Zac Williamson, CEO of the Aztec Network Ethereum privacy layer, discussed what the future for Web3 privacy could look like in the wake of widely criticized U.S. government sanctions against crypto mixer Tornado Cash.
Williamson believes that “future networks could be consistent with the goals of regulators while protecting user privacy, but will not conform to existing regulatory structures.” Regulators went about it the wrong way in banning Tornado Cash, he says.
New financial renaissance
“A forward-thinking government would consider directly issuing base money onto networks like Ethereum,” Williamson outlined in a long Twitter thread.
“When coupled with hyper-fungible real-world assets, private self-custody, and low barriers to entry from open networks, we would see the dawn of a new financial renaissance,” he added.
He argued that under the current sanctions regime, hackers from North Korea or elsewhere will still use Tornado Cash or a clone.
“Questionable entities will provide off-ramps to bad actors that have done the minimum required for plausible deniability,” said the CEO.
Zac Williamson is a cryptographer. He claims that “many projects in this space build on my research and draw from the open source cryptographic algorithms I have written.”

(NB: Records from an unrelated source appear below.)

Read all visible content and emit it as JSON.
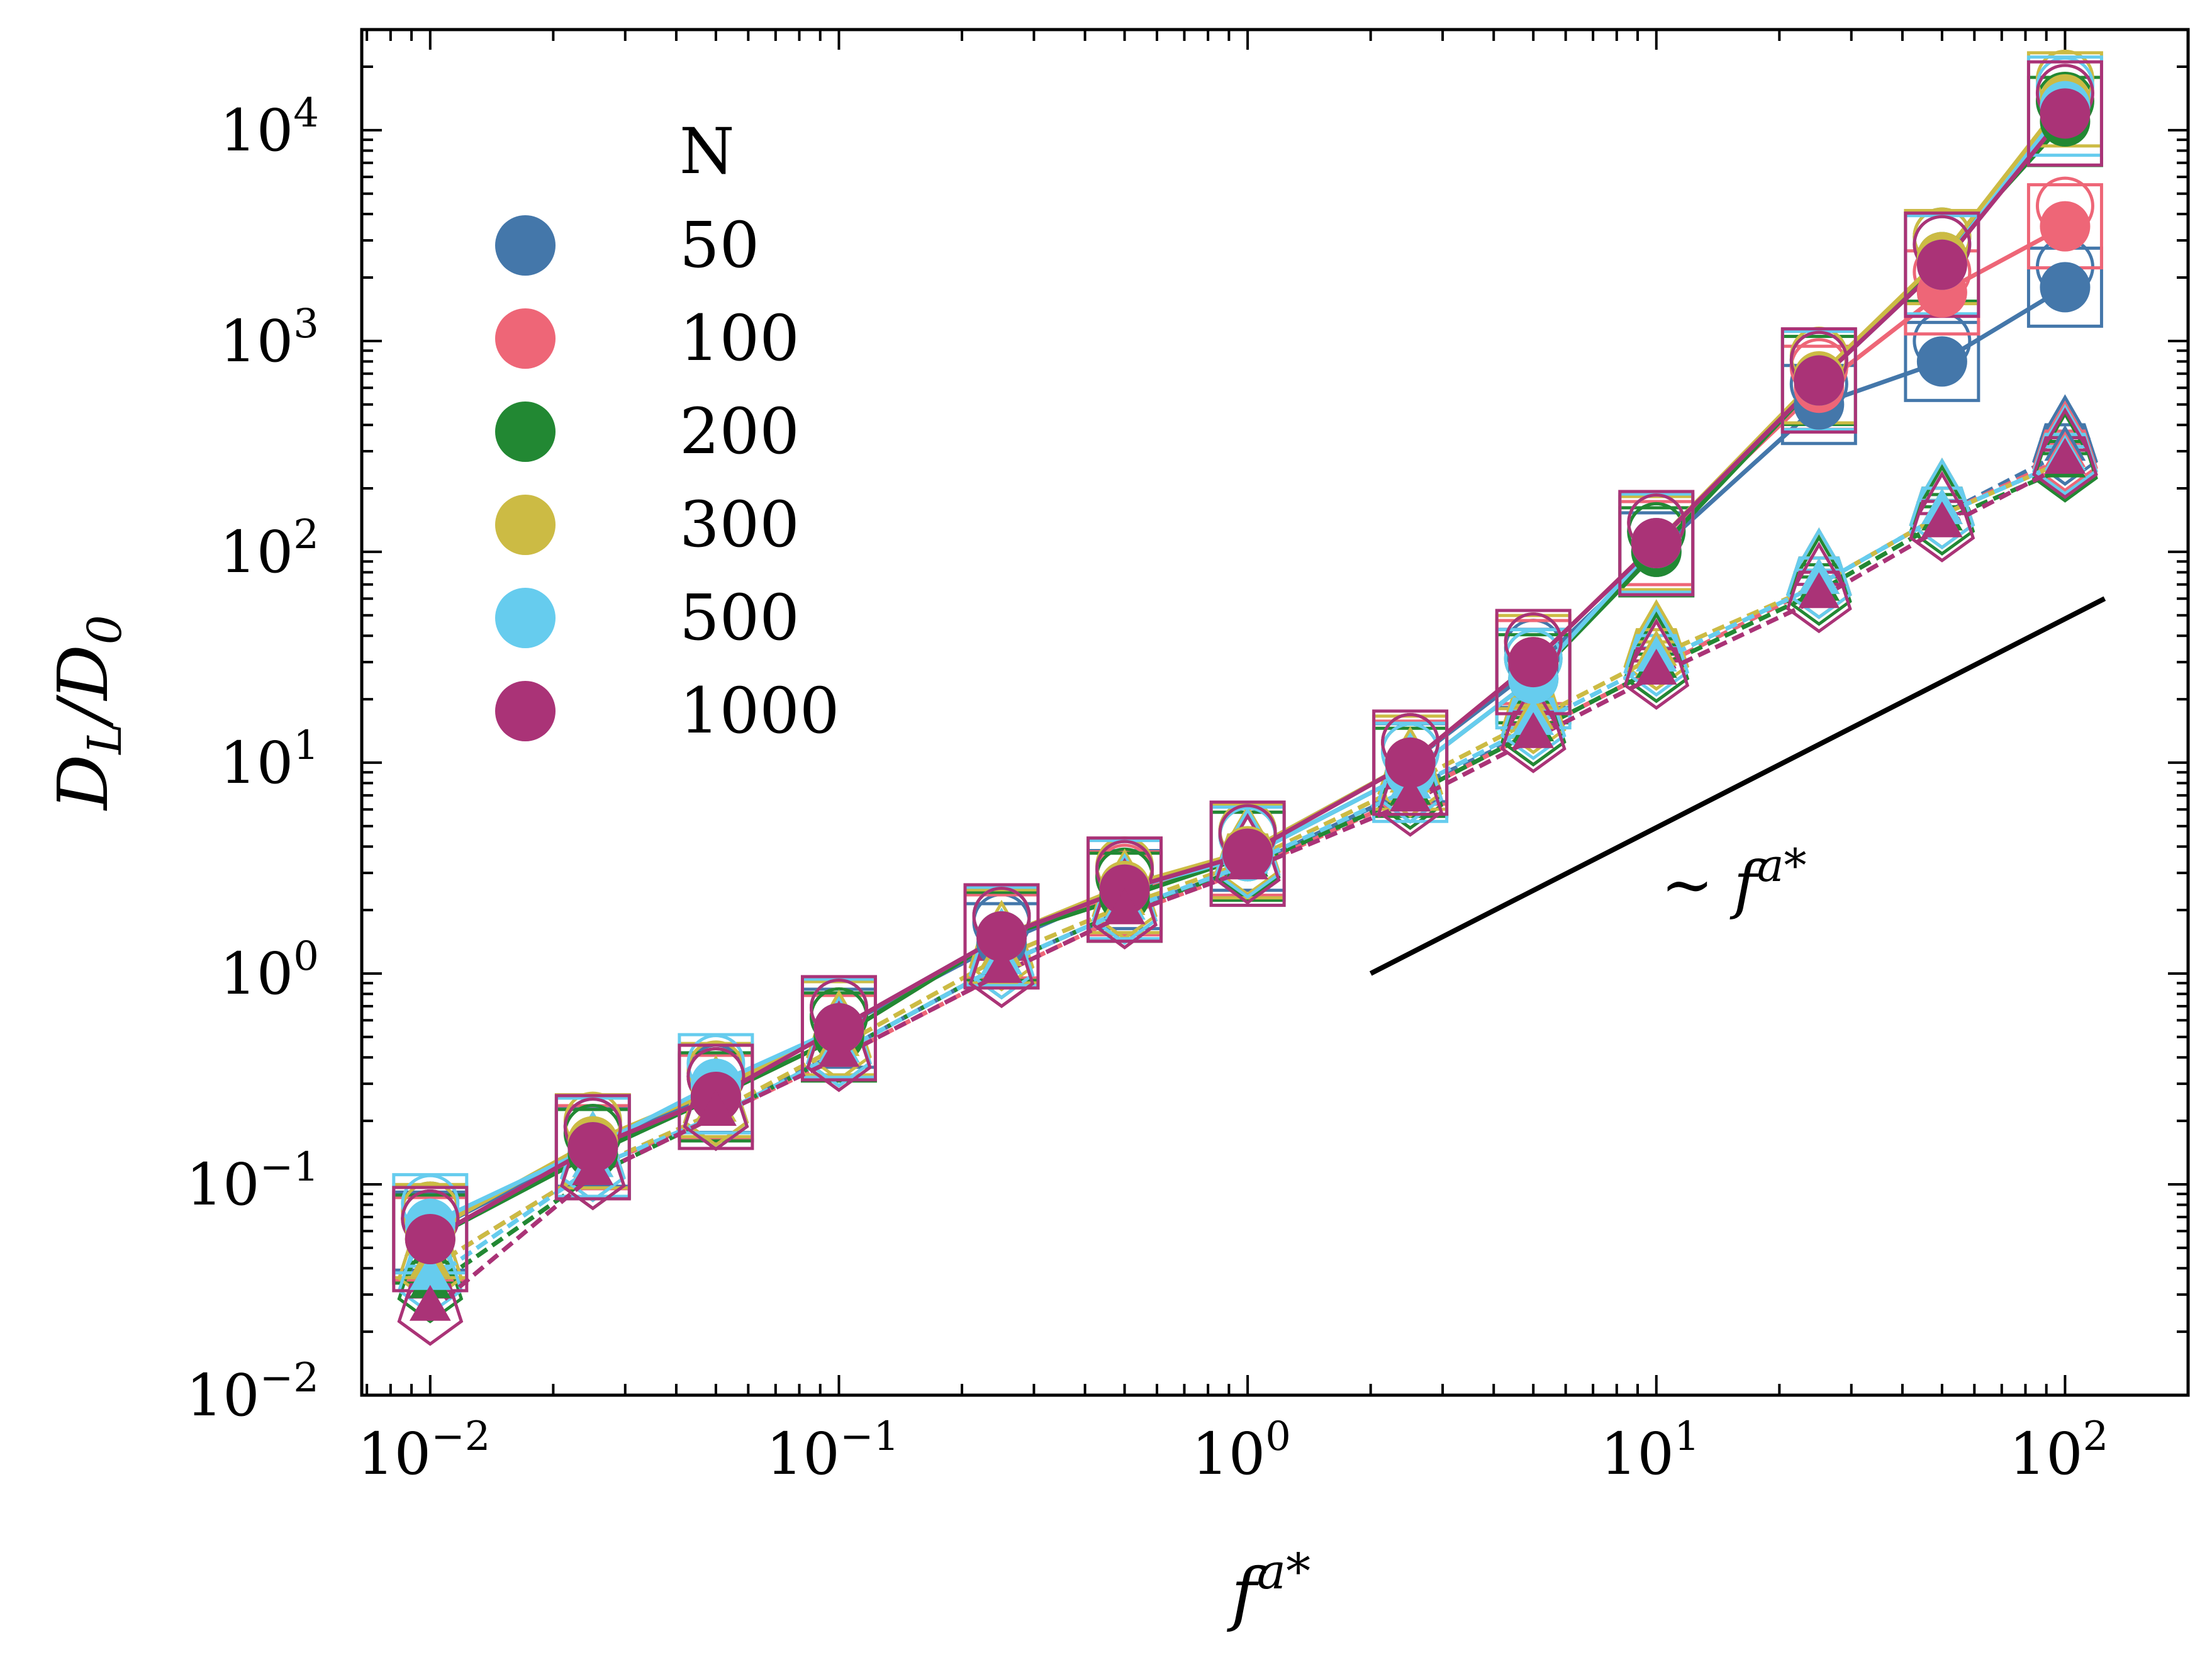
{
  "chart_data": {
    "type": "scatter",
    "title": "",
    "xlabel": "f^{a*}",
    "ylabel": "D_L/D_0",
    "xscale": "log",
    "yscale": "log",
    "xlim": [
      0.0068,
      200
    ],
    "ylim": [
      0.01,
      30000
    ],
    "grid": false,
    "legend": {
      "title": "N",
      "placement": "upper-left"
    },
    "x": [
      0.01,
      0.025,
      0.05,
      0.1,
      0.25,
      0.5,
      1,
      2.5,
      5,
      10,
      25,
      50,
      100
    ],
    "x_tick_labels": [
      {
        "value": 0.01,
        "base": "10",
        "exp": "−2"
      },
      {
        "value": 0.1,
        "base": "10",
        "exp": "−1"
      },
      {
        "value": 1,
        "base": "10",
        "exp": "0"
      },
      {
        "value": 10,
        "base": "10",
        "exp": "1"
      },
      {
        "value": 100,
        "base": "10",
        "exp": "2"
      }
    ],
    "y_tick_labels": [
      {
        "value": 0.01,
        "base": "10",
        "exp": "−2"
      },
      {
        "value": 0.1,
        "base": "10",
        "exp": "−1"
      },
      {
        "value": 1,
        "base": "10",
        "exp": "0"
      },
      {
        "value": 10,
        "base": "10",
        "exp": "1"
      },
      {
        "value": 100,
        "base": "10",
        "exp": "2"
      },
      {
        "value": 1000,
        "base": "10",
        "exp": "3"
      },
      {
        "value": 10000,
        "base": "10",
        "exp": "4"
      }
    ],
    "series": [
      {
        "name": "50",
        "color": "#4477aa",
        "filled": [
          0.06,
          0.15,
          0.27,
          0.55,
          1.4,
          2.5,
          3.8,
          10,
          28,
          100,
          500,
          800,
          1800
        ],
        "dashed": [
          0.04,
          0.12,
          0.22,
          0.42,
          1.1,
          2.0,
          3.2,
          7.5,
          14,
          28,
          70,
          150,
          300
        ]
      },
      {
        "name": "100",
        "color": "#ee6677",
        "filled": [
          0.055,
          0.15,
          0.26,
          0.5,
          1.5,
          2.4,
          3.7,
          10,
          30,
          110,
          600,
          1700,
          3500
        ],
        "dashed": [
          0.04,
          0.12,
          0.21,
          0.4,
          1.0,
          1.9,
          3.1,
          7.0,
          14,
          28,
          70,
          150,
          280
        ]
      },
      {
        "name": "200",
        "color": "#228833",
        "filled": [
          0.055,
          0.14,
          0.26,
          0.5,
          1.5,
          2.3,
          3.6,
          9,
          25,
          100,
          650,
          2500,
          11000
        ],
        "dashed": [
          0.032,
          0.11,
          0.21,
          0.42,
          1.1,
          2.0,
          3.2,
          7.0,
          14,
          28,
          65,
          140,
          250
        ]
      },
      {
        "name": "300",
        "color": "#ccbb44",
        "filled": [
          0.06,
          0.16,
          0.28,
          0.55,
          1.5,
          2.6,
          3.8,
          10,
          30,
          110,
          680,
          2500,
          14000
        ],
        "dashed": [
          0.04,
          0.12,
          0.22,
          0.45,
          1.2,
          2.1,
          3.4,
          8.0,
          16,
          32,
          70,
          150,
          270
        ]
      },
      {
        "name": "500",
        "color": "#66ccee",
        "filled": [
          0.065,
          0.15,
          0.3,
          0.55,
          1.5,
          2.5,
          3.6,
          9,
          25,
          110,
          650,
          2300,
          13000
        ],
        "dashed": [
          0.035,
          0.12,
          0.21,
          0.42,
          1.1,
          2.0,
          3.3,
          7.5,
          15,
          30,
          70,
          150,
          270
        ]
      },
      {
        "name": "1000",
        "color": "#aa3377",
        "filled": [
          0.055,
          0.15,
          0.26,
          0.55,
          1.5,
          2.5,
          3.7,
          10,
          30,
          110,
          650,
          2300,
          12000
        ],
        "dashed": [
          0.025,
          0.11,
          0.21,
          0.4,
          1.0,
          1.9,
          3.1,
          6.5,
          13,
          26,
          60,
          130,
          260
        ]
      }
    ],
    "reference_line": {
      "label": "∼ f^{a*}",
      "x": [
        2,
        125
      ],
      "y": [
        1,
        60
      ],
      "color": "#000000"
    }
  }
}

In 2017, he co-founded Aztec Network, a layer two privacy protocol on Ethereum. The platform allows users access to a range of services in DeFi, it says, “away from prying eyes while retaining auditability and compliance.”

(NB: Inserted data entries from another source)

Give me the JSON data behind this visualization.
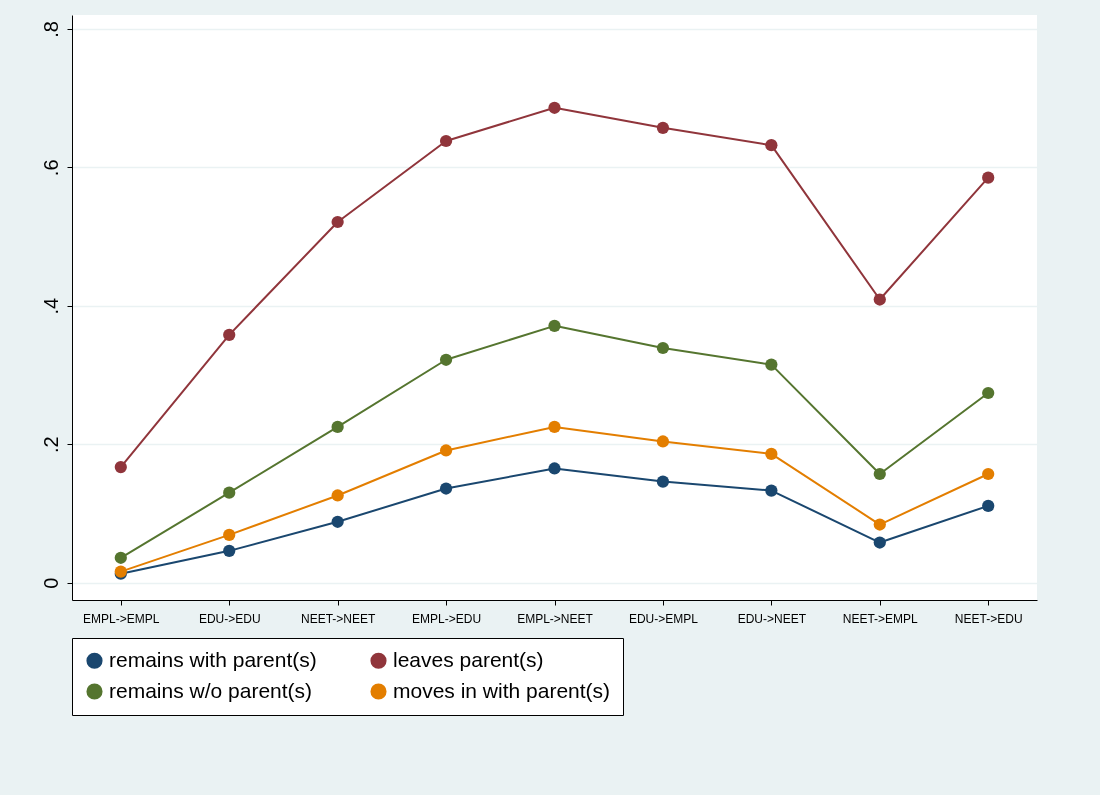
{
  "chart_data": {
    "type": "line",
    "categories": [
      "EMPL->EMPL",
      "EDU->EDU",
      "NEET->NEET",
      "EMPL->EDU",
      "EMPL->NEET",
      "EDU->EMPL",
      "EDU->NEET",
      "NEET->EMPL",
      "NEET->EDU"
    ],
    "series": [
      {
        "name": "remains with parent(s)",
        "color": "#1a476f",
        "values": [
          0.013,
          0.046,
          0.088,
          0.136,
          0.165,
          0.146,
          0.133,
          0.058,
          0.111
        ]
      },
      {
        "name": "leaves parent(s)",
        "color": "#90353b",
        "values": [
          0.167,
          0.358,
          0.521,
          0.638,
          0.686,
          0.657,
          0.632,
          0.409,
          0.585
        ]
      },
      {
        "name": "remains w/o parent(s)",
        "color": "#55752f",
        "values": [
          0.036,
          0.13,
          0.225,
          0.322,
          0.371,
          0.339,
          0.315,
          0.157,
          0.274
        ]
      },
      {
        "name": "moves in with parent(s)",
        "color": "#e37e00",
        "values": [
          0.016,
          0.069,
          0.126,
          0.191,
          0.225,
          0.204,
          0.186,
          0.084,
          0.157
        ]
      }
    ],
    "ylim": [
      -0.025,
      0.82
    ],
    "yticks": [
      {
        "value": 0,
        "label": "0"
      },
      {
        "value": 0.2,
        "label": ".2"
      },
      {
        "value": 0.4,
        "label": ".4"
      },
      {
        "value": 0.6,
        "label": ".6"
      },
      {
        "value": 0.8,
        "label": ".8"
      }
    ],
    "grid": "y",
    "legend": "bottom",
    "marker": "circle",
    "line_style": "solid"
  }
}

Williamson: ‘There is a place for regulation in Web3’
Williamson said in the near future, privacy networks could split into four: private by default; fully decentralized; user-side compliance – users can selectively prove parts of their identity (not on a sanctions list); and open and programmable.
“Programmable privacy will create exponential growth opportunities for crypto,” he explained. “Once users can link encrypted identities to cryptocurrency accounts, off-chain assets can be issued and traded on-chain without custodial middlemen.”

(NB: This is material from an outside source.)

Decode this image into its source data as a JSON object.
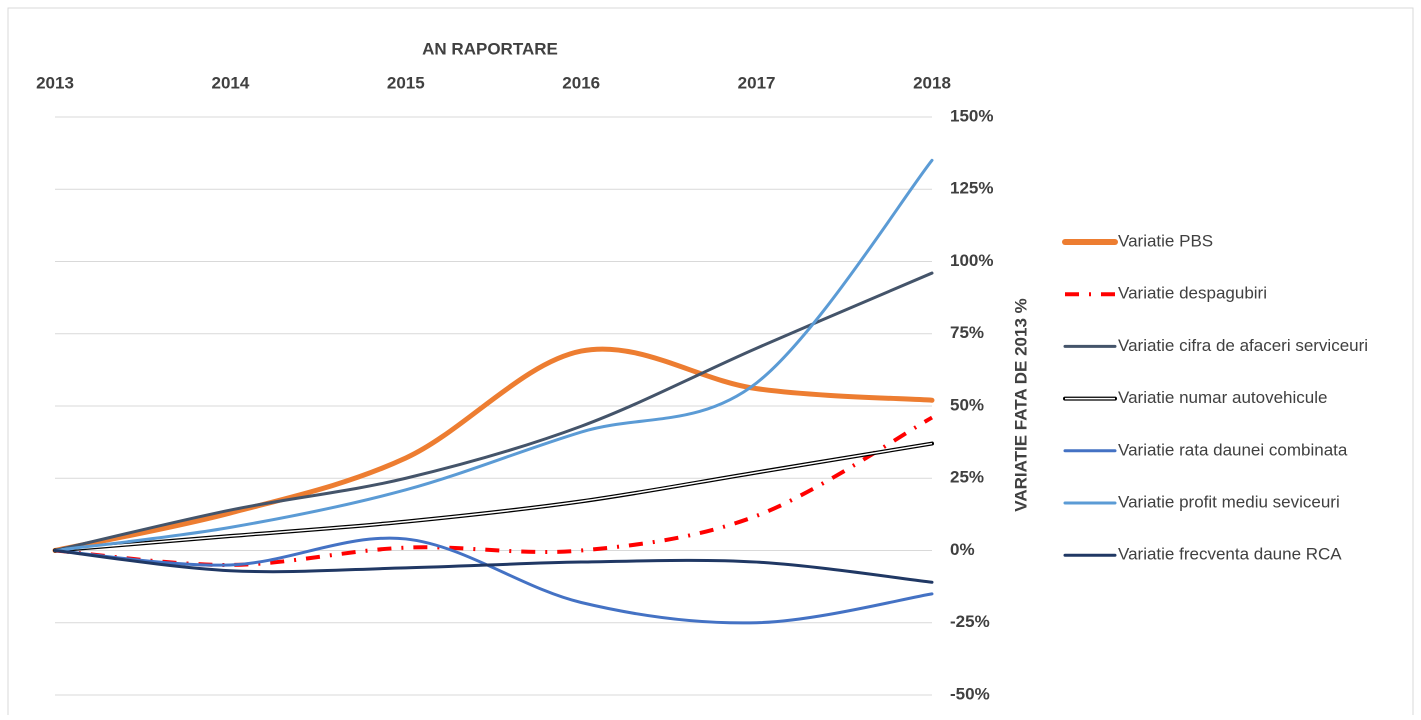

He sees a future in which user privacy needs and the “openness” of decentralized protocols will further lead to two distinct spheres:
‘Compliant networks’ – applications and crypto assets “that conform to the spirit of existing regulations, but need regulatory changes to conform to the letter.”
And then ‘dark networks’ — apps and digital currencies “that have no compliance built in at the protocol level.”
“Continuing down the path set by the Tornado Cash ban will prevent compliant networks from being built at all as [a] legitimate use of these networks is extinguished by fear and uncertainty,” he warned, adding:
“There is a place for regulation in Web3. It is not at the network level. It is at the application level; companies and entities that tap into Web3 to provide services to users and businesses. e.g. cryptocurrency on/off ramps and hosted wallets.”
Tornado Cash sanctions act of ‘self-harm’
Put simply, Web3 is the idea of an Internet that is decentralized and powered by technologies of blockchain tech and token-based economics. Non-fungible crypto tokens (NFT) are expected to play a key role in Web3 as a medium of exchange.
The U.S. Treasury Department sanctioned Tornado Cash on Aug. 8, alleging the privacy tool laundered $7 billion worth of crypto assets since 2019. The measures mean that all U.S. citizens and entities are banned from using the mixer.
The sanctions ignored a commitment by the mixer in April to block addresses blacklisted by the U.S. Office of Foreign Assets Control.
“The Tornado Cash ban will be seen as an act of self-harm that limited the US from reaping the wealth and job creation produced by this revolutionary industry,” Williamson said.
While decentralized crypto networks have reduced the power of the state to enforce their rules, he said “the state can claw most of this power back working with the good-faith actors in Web3 to create a new regulatory framework that acknowledges the status quo has changed.”